ACTUALNEWS.ID, Kabupaten Bima – Kondisi SMPN 7 Satap Monta yang berlokasi di Desa Sie, Dusun Diha, menjadi perhatian masyarakat. Sekolah tersebut diketahui hanya memiliki sekitar delapan orang siswa, sementara jumlah tenaga pendidik dan kependidikan tergolong cukup besar.
Data yang dihimpun menyebutkan, terdapat sekitar 25 guru dan 9 tenaga tata usaha (TU) di sekolah tersebut. Kondisi ini dinilai belum mencerminkan keseimbangan antara jumlah siswa dan tenaga yang tersedia.
Selain itu, lokasi sekolah yang tidak berada di wilayah terpencil serta relatif dekat dengan SMPN 1 Monta menjadi salah satu pertimbangan penting dalam melihat efektivitas pengelolaan pendidikan di wilayah tersebut.

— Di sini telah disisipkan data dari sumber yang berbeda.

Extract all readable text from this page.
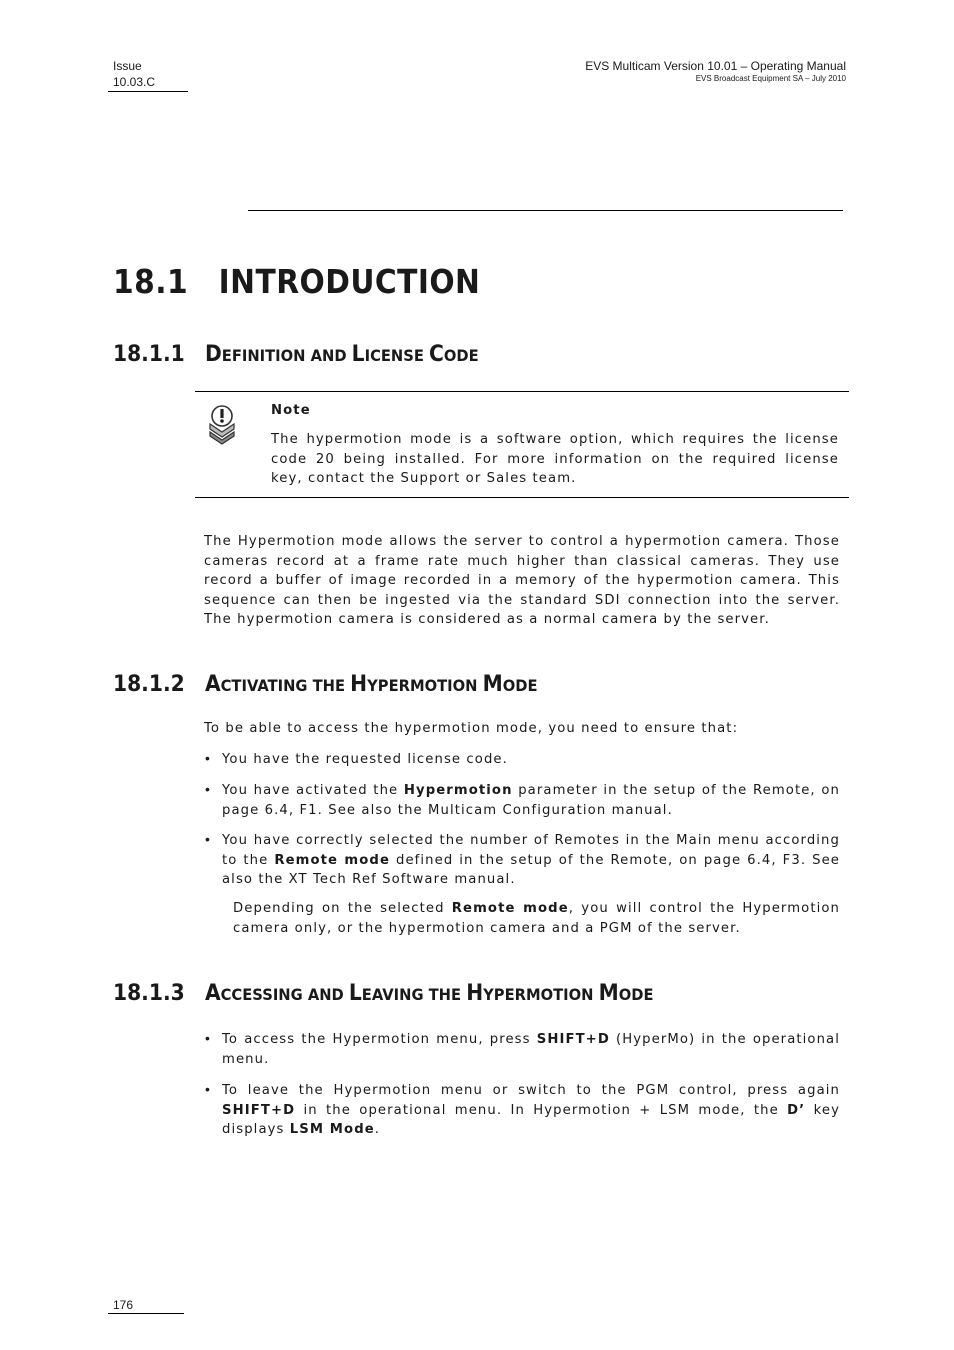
Issue
10.03.C
EVS Multicam Version 10.01 – Operating Manual
EVS Broadcast Equipment SA – July 2010
18.1 INTRODUCTION
18.1.1 DEFINITION AND LICENSE CODE
Note
The hypermotion mode is a software option, which requires the license code 20 being installed. For more information on the required license key, contact the Support or Sales team.
The Hypermotion mode allows the server to control a hypermotion camera. Those cameras record at a frame rate much higher than classical cameras. They use record a buffer of image recorded in a memory of the hypermotion camera. This sequence can then be ingested via the standard SDI connection into the server. The hypermotion camera is considered as a normal camera by the server.
18.1.2 ACTIVATING THE HYPERMOTION MODE
To be able to access the hypermotion mode, you need to ensure that:
• You have the requested license code.
• You have activated the Hypermotion parameter in the setup of the Remote, on page 6.4, F1. See also the Multicam Configuration manual.
• You have correctly selected the number of Remotes in the Main menu according to the Remote mode defined in the setup of the Remote, on page 6.4, F3. See also the XT Tech Ref Software manual.
Depending on the selected Remote mode, you will control the Hypermotion camera only, or the hypermotion camera and a PGM of the server.
18.1.3 ACCESSING AND LEAVING THE HYPERMOTION MODE
• To access the Hypermotion menu, press SHIFT+D (HyperMo) in the operational menu.
• To leave the Hypermotion menu or switch to the PGM control, press again SHIFT+D in the operational menu. In Hypermotion + LSM mode, the D’ key displays LSM Mode.
176
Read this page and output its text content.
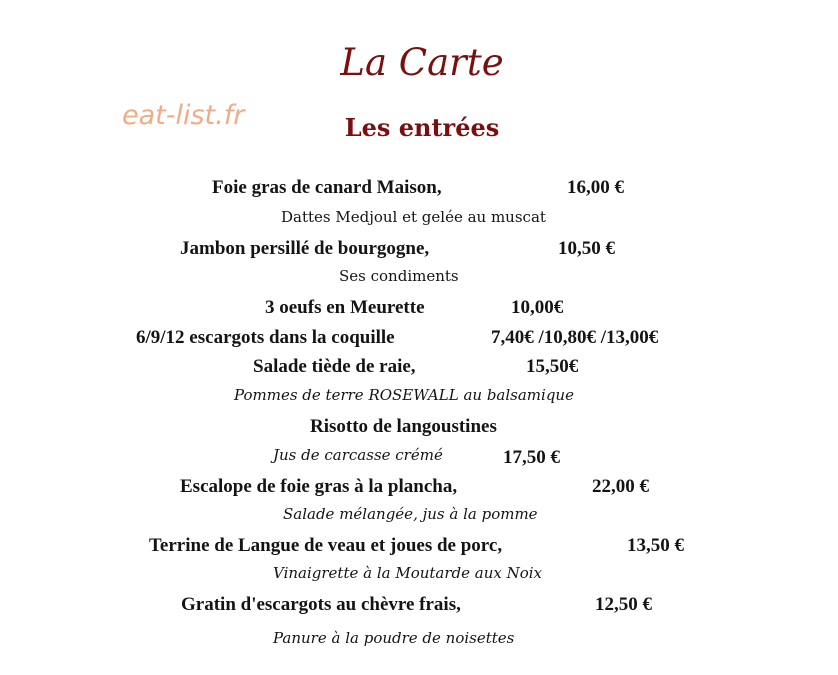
eat-list.fr
La Carte
Les entrées
Foie gras de canard Maison,	16,00 €
Dattes Medjoul et gelée au muscat
Jambon persillé de bourgogne,	10,50 €
Ses condiments
3 oeufs en Meurette	10,00€
6/9/12 escargots dans la coquille	7,40€ /10,80€ /13,00€
Salade tiède de raie,	15,50€
Pommes de terre ROSEWALL au balsamique
Risotto de langoustines
Jus de carcasse crémé	17,50 €
Escalope de foie gras à la plancha,	22,00 €
Salade mélangée, jus à la pomme
Terrine de Langue de veau et joues de porc,	13,50 €
Vinaigrette à la Moutarde aux Noix
Gratin d'escargots au chèvre frais,	12,50 €
Panure à la poudre de noisettes
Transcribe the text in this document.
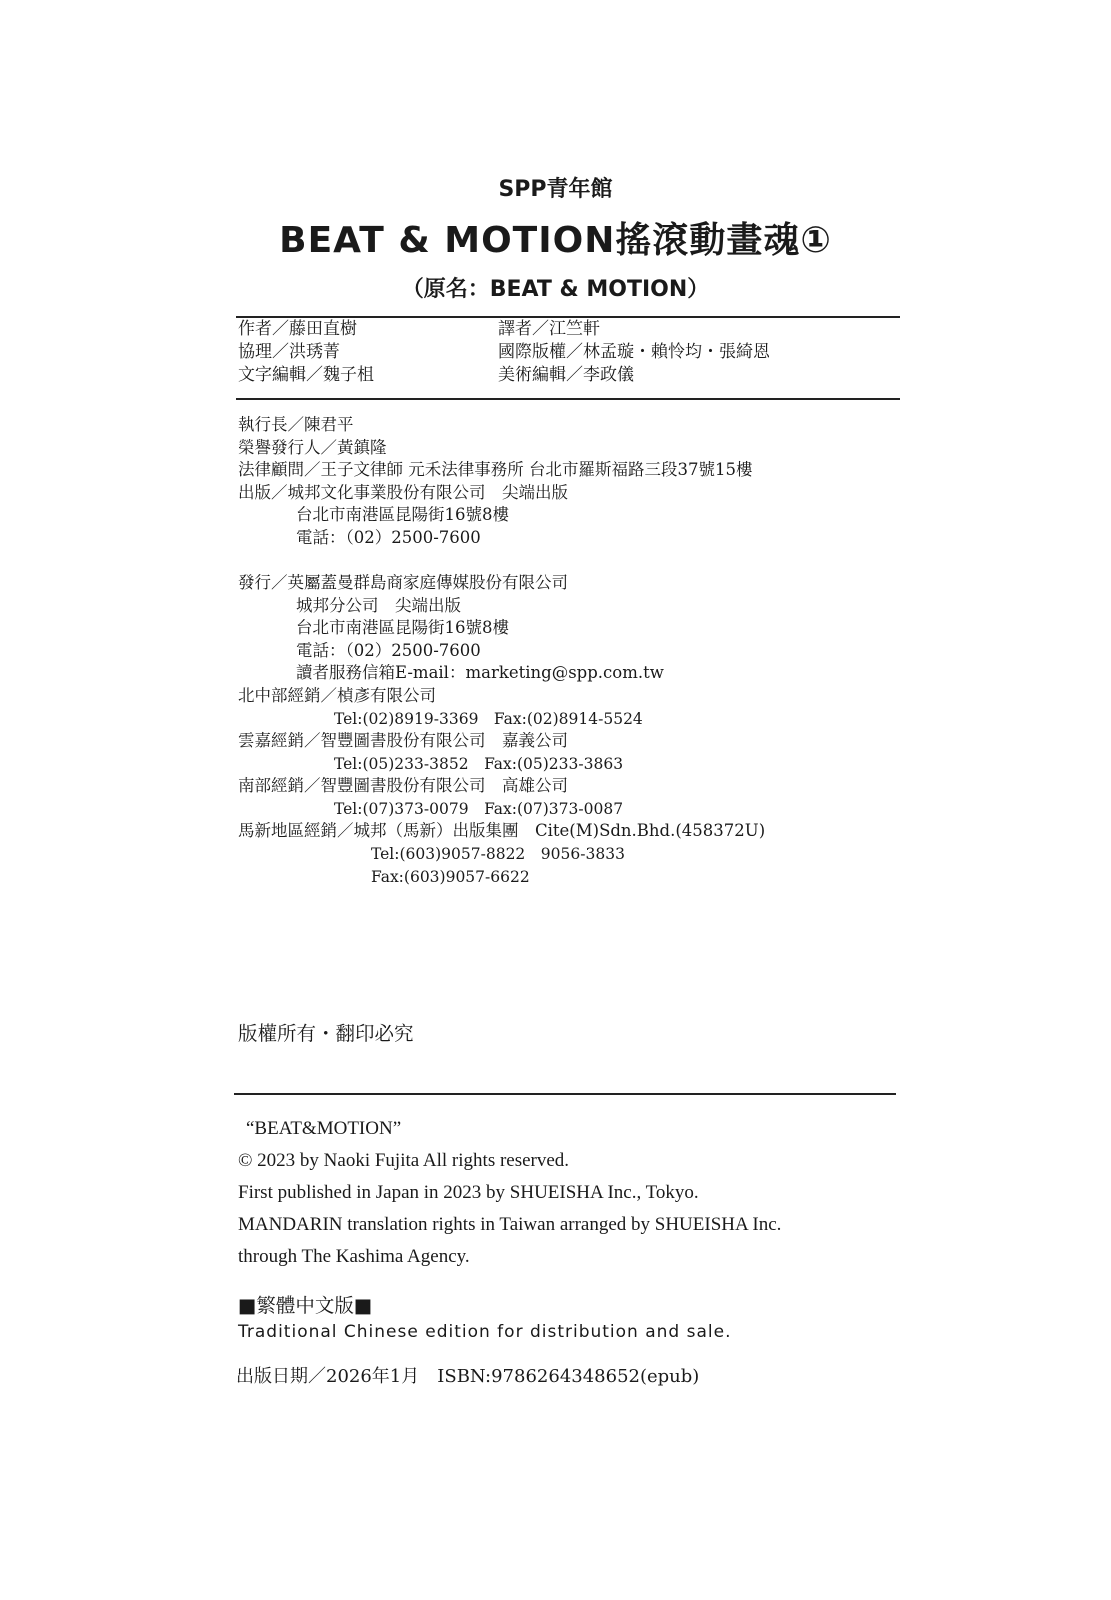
SPP青年館
BEAT & MOTION搖滾動畫魂①
（原名：BEAT & MOTION）
作者／藤田直樹
協理／洪琇菁
文字編輯／魏子柤
譯者／江竺軒
國際版權／林孟璇・賴怜均・張綺恩
美術編輯／李政儀
執行長／陳君平
榮譽發行人／黃鎮隆
法律顧問／王子文律師 元禾法律事務所 台北市羅斯福路三段37號15樓
出版／城邦文化事業股份有限公司　尖端出版
台北市南港區昆陽街16號8樓
電話：（02）2500-7600
發行／英屬蓋曼群島商家庭傳媒股份有限公司
城邦分公司　尖端出版
台北市南港區昆陽街16號8樓
電話：（02）2500-7600
讀者服務信箱E-mail：marketing@spp.com.tw
北中部經銷／楨彥有限公司
Tel:(02)8919-3369　Fax:(02)8914-5524
雲嘉經銷／智豐圖書股份有限公司　嘉義公司
Tel:(05)233-3852　Fax:(05)233-3863
南部經銷／智豐圖書股份有限公司　高雄公司
Tel:(07)373-0079　Fax:(07)373-0087
馬新地區經銷／城邦（馬新）出版集團　Cite(M)Sdn.Bhd.(458372U)
Tel:(603)9057-8822　9056-3833
Fax:(603)9057-6622
版權所有・翻印必究
“BEAT&MOTION”
© 2023 by Naoki Fujita All rights reserved.
First published in Japan in 2023 by SHUEISHA Inc., Tokyo.
MANDARIN translation rights in Taiwan arranged by SHUEISHA Inc.
through The Kashima Agency.
■繁體中文版■
Traditional Chinese edition for distribution and sale.
出版日期／2026年1月　ISBN:9786264348652(epub)
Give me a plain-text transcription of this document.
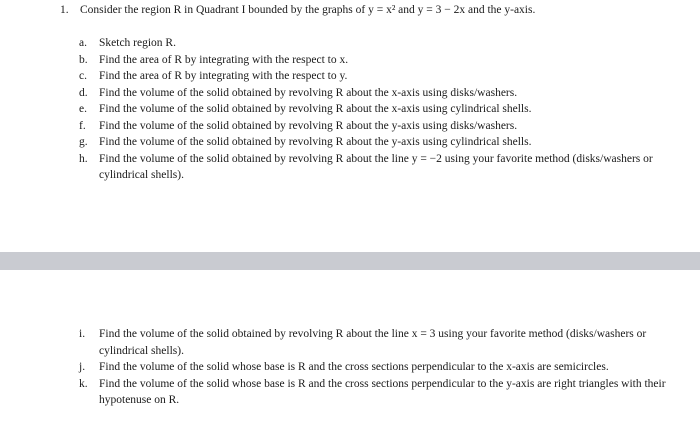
1. Consider the region R in Quadrant I bounded by the graphs of y = x² and y = 3 − 2x and the y-axis.
a.	Sketch region R.
b. Find the area of R by integrating with the respect to x.
c.	Find the area of R by integrating with the respect to y.
d. Find the volume of the solid obtained by revolving R about the x-axis using disks/washers.
e.	Find the volume of the solid obtained by revolving R about the x-axis using cylindrical shells.
f.	Find the volume of the solid obtained by revolving R about the y-axis using disks/washers.
g. Find the volume of the solid obtained by revolving R about the y-axis using cylindrical shells.
h. Find the volume of the solid obtained by revolving R about the line y = −2 using your favorite method (disks/washers or cylindrical shells).
i.	Find the volume of the solid obtained by revolving R about the line x = 3 using your favorite method (disks/washers or cylindrical shells).
j.	Find the volume of the solid whose base is R and the cross sections perpendicular to the x-axis are semicircles.
k. Find the volume of the solid whose base is R and the cross sections perpendicular to the y-axis are right triangles with their hypotenuse on R.
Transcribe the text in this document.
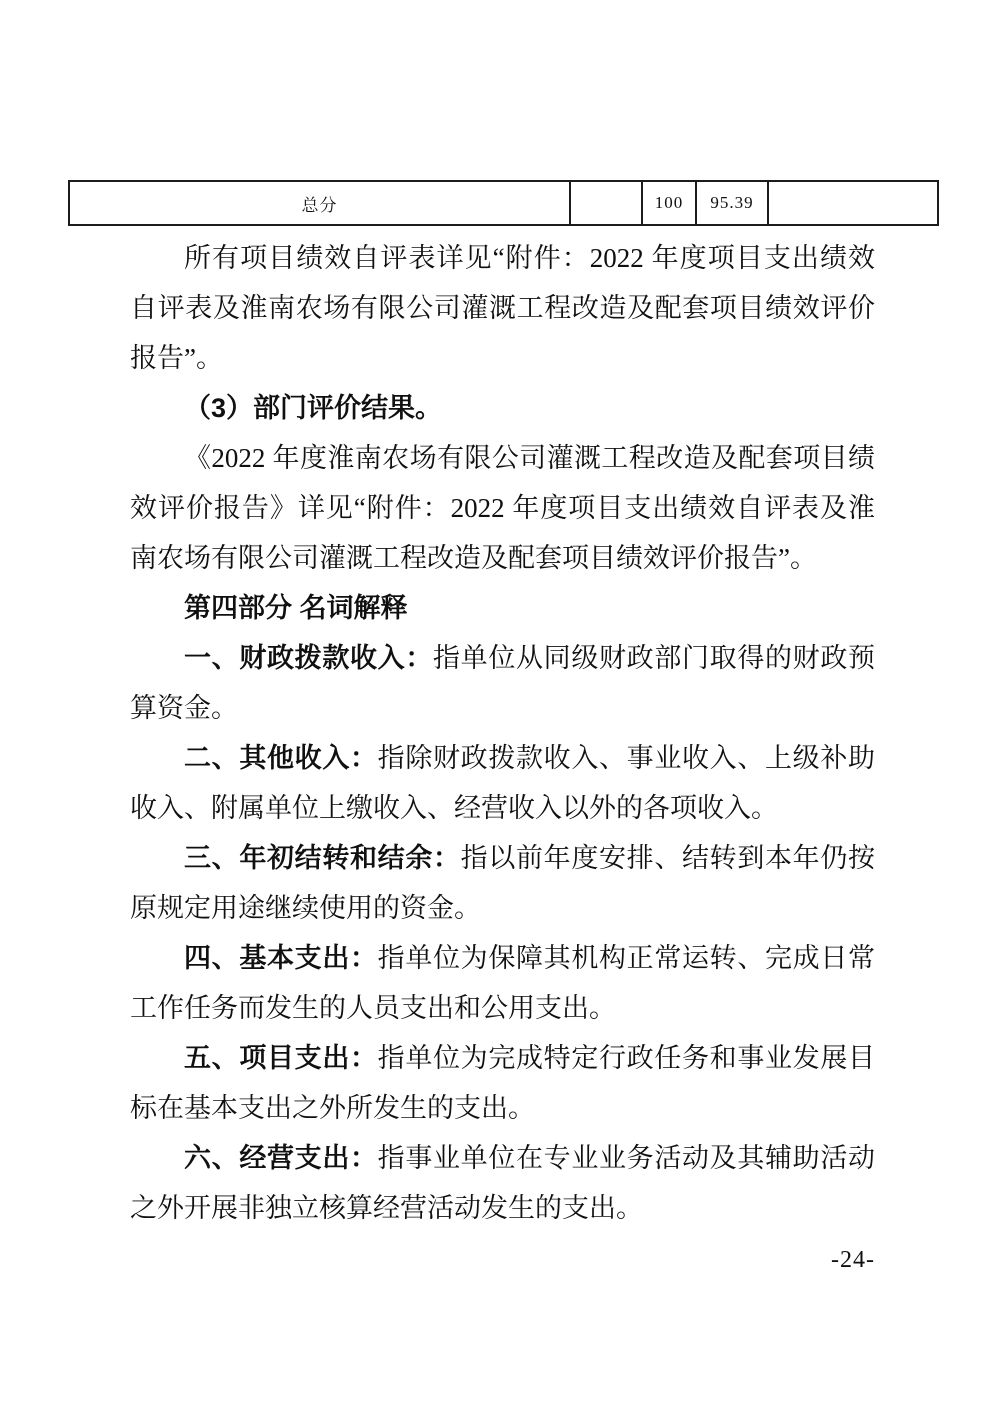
总分		100	95.39	

所有项目绩效自评表详见“附件：2022 年度项目支出绩效自评表及淮南农场有限公司灌溉工程改造及配套项目绩效评价报告”。

（3）部门评价结果。

《2022 年度淮南农场有限公司灌溉工程改造及配套项目绩效评价报告》详见“附件：2022 年度项目支出绩效自评表及淮南农场有限公司灌溉工程改造及配套项目绩效评价报告”。

第四部分 名词解释

一、财政拨款收入：指单位从同级财政部门取得的财政预算资金。

二、其他收入：指除财政拨款收入、事业收入、上级补助收入、附属单位上缴收入、经营收入以外的各项收入。

三、年初结转和结余：指以前年度安排、结转到本年仍按原规定用途继续使用的资金。

四、基本支出：指单位为保障其机构正常运转、完成日常工作任务而发生的人员支出和公用支出。

五、项目支出：指单位为完成特定行政任务和事业发展目标在基本支出之外所发生的支出。

六、经营支出：指事业单位在专业业务活动及其辅助活动之外开展非独立核算经营活动发生的支出。

-24-
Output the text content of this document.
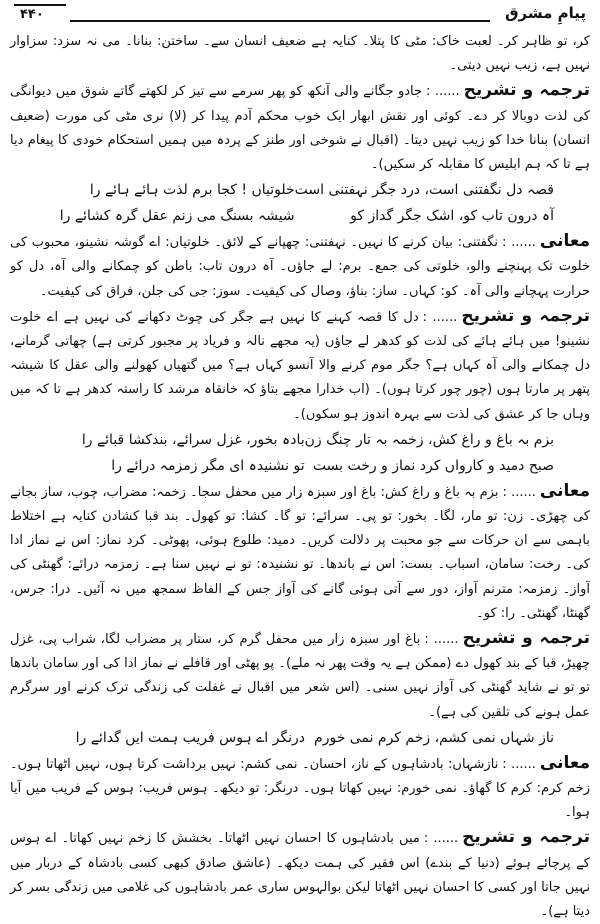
پیامِ مشرق
۴۴۰

کر، تو ظاہر کر۔ لعبت خاک: مٹی کا پتلا۔ کنایہ ہے ضعیف انسان سے۔ ساختن: بنانا۔ می نہ سزد: سزاوار نہیں ہے، زیب نہیں دیتی۔

ترجمہ و تشریح...... :جادو جگانے والی آنکھ کو پھر سرمے سے تیز کر لکھتے گاتے شوق میں دیوانگی کی لذت دوبالا کر دے۔ کوئی اور نقش ابھار ایک خوب محکم آدم پیدا کر (لا) نری مٹی کی مورت (ضعیف انسان) بنانا خدا کو زیب نہیں دیتا۔ (اقبال نے شوخی اور طنز کے پردہ میں ہمیں استحکام خودی کا پیغام دیا ہے تا کہ ہم ابلیس کا مقابلہ کر سکیں)۔

قصہ دل نگفتنی است، درد جگر نہفتنی است
خلوتیاں ! کجا برم لذت ہائے ہائے را
آہ درون تاب کو، اشک جگر گداز کو
شیشہ بسنگ می زنم عقل گرہ کشائے را

معانی...... :نگفتنی: بیان کرنے کا نہیں۔ نہفتنی: چھپانے کے لائق۔ خلوتیاں: اے گوشہ نشینو، محبوب کی خلوت تک پہنچنے والو، خلوتی کی جمع۔ برم: لے جاؤں۔ آہ درون تاب: باطن کو چمکانے والی آہ، دل کو حرارت پہچانے والی آہ۔ کو: کہاں۔ ساز: بناؤ، وصال کی کیفیت۔ سوز: جی کی جلن، فراق کی کیفیت۔

ترجمہ و تشریح...... :دل کا قصہ کہنے کا نہیں ہے جگر کی چوٹ دکھانے کی نہیں ہے اے خلوت نشینو! میں ہائے ہائے کی لذت کو کدھر لے جاؤں (یہ مجھے نالہ و فریاد پر مجبور کرتی ہے) چھاتی گرمانے، دل چمکانے والی آہ کہاں ہے؟ جگر موم کرنے والا آنسو کہاں ہے؟ میں گتھیاں کھولنے والی عقل کا شیشہ پتھر پر مارتا ہوں (چور چور کرتا ہوں)۔ (اب خدارا مجھے بتاؤ کہ خانقاہ مرشد کا راستہ کدھر ہے تا کہ میں وہاں جا کر عشق کی لذت سے بہرہ اندوز ہو سکوں)۔

بزم بہ باغ و راغ کش، زخمہ بہ تار چنگ زن
بادہ بخور، غزل سرائے، بندکشا قبائے را
صبح دمید و کارواں کرد نماز و رخت بست
تو نشنیدہ ای مگر زمزمہ درائے را

معانی...... :بزم بہ باغ و راغ کش: باغ اور سبزہ زار میں محفل سجا۔ زخمہ: مضراب، چوب، ساز بجانے کی چھڑی۔ زن: تو مار، لگا۔ بخور: تو پی۔ سرائے: تو گا۔ کشا: تو کھول۔ بند قبا کشادن کنایہ ہے اختلاط باہمی سے ان حرکات سے جو محبت پر دلالت کریں۔ دمید: طلوع ہوئی، پھوٹی۔ کرد نماز: اس نے نماز ادا کی۔ رخت: سامان، اسباب۔ بست: اس نے باندھا۔ تو نشنیدہ: تو نے نہیں سنا ہے۔ زمزمہ درائے: گھنٹی کی آواز۔ زمزمہ: مترنم آواز، دور سے آتی ہوئی گانے کی آواز جس کے الفاظ سمجھ میں نہ آئیں۔ درا: جرس، گھنٹا، گھنٹی۔ را: کو۔

ترجمہ و تشریح...... :باغ اور سبزہ زار میں محفل گرم کر، ستار پر مضراب لگا، شراب پی، غزل چھیڑ، قبا کے بند کھول دے (ممکن ہے یہ وقت پھر نہ ملے)۔ پو پھٹی اور قافلے نے نماز ادا کی اور سامان باندھا تو تو نے شاید گھنٹی کی آواز نہیں سنی۔ (اس شعر میں اقبال نے غفلت کی زندگی ترک کرنے اور سرگرم عمل ہونے کی تلقین کی ہے)۔

ناز شہاں نمی کشم، زخم کرم نمی خورم
درنگر اے ہوس فریب ہمت ایں گدائے را

معانی...... :نازشہاں: بادشاہوں کے ناز، احسان۔ نمی کشم: نہیں برداشت کرتا ہوں، نہیں اٹھاتا ہوں۔ زخم کرم: کرم کا گھاؤ۔ نمی خورم: نہیں کھاتا ہوں۔ درنگر: تو دیکھ۔ ہوس فریب: ہوس کے فریب میں آیا ہوا۔

ترجمہ و تشریح...... :میں بادشاہوں کا احسان نہیں اٹھاتا۔ بخشش کا زخم نہیں کھاتا۔ اے ہوس کے پرچائے ہوئے (دنیا کے بندے) اس فقیر کی ہمت دیکھ۔ (عاشق صادق کبھی کسی بادشاہ کے دربار میں نہیں جاتا اور کسی کا احسان نہیں اٹھاتا لیکن بوالہوس ساری عمر بادشاہوں کی غلامی میں زندگی بسر کر دیتا ہے)۔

Sejumlah warga berharap adanya langkah evaluasi dari pihak terkait, terutama dalam penataan tenaga pendidik serta kemungkinan penggabungan (regrouping) sekolah guna meningkatkan efisiensi dan kualitas pembelajaran.
‘Kalau jaraknya dekat dengan sekolah lain dan siswanya sedikit, mungkin bisa dipertimbangkan solusi yang lebih efektif’ujar salah satu warga.
Di sisi lain, pemerintah tetap memiliki tanggung jawab dalam menjamin akses pendidikan bagi seluruh masyarakat.
Oleh karena itu, setiap kebijakan yang diambil diharapkan mempertimbangkan keseimbangan antara pemerataan layanan dan efisiensi penggunaan sumber daya.
Pengamat pendidikan menilai, dalam kondisi tertentu, regrouping sekolah dapat menjadi solusi untuk mengoptimalkan distribusi guru serta meningkatkan kualitas proses belajar mengajar.
Hingga saat ini, masyarakat berharap dinas terkait dapat melakukan kajian menyeluruh terhadap kondisi SMPN 7 Satap Monta, dengan mempertimbangkan kedekatannya dengan SMPN 1 Monta, sehingga kebijakan yang diambil benar-benar tepat sasaran dan bermanfaat bagi dunia pendidikan.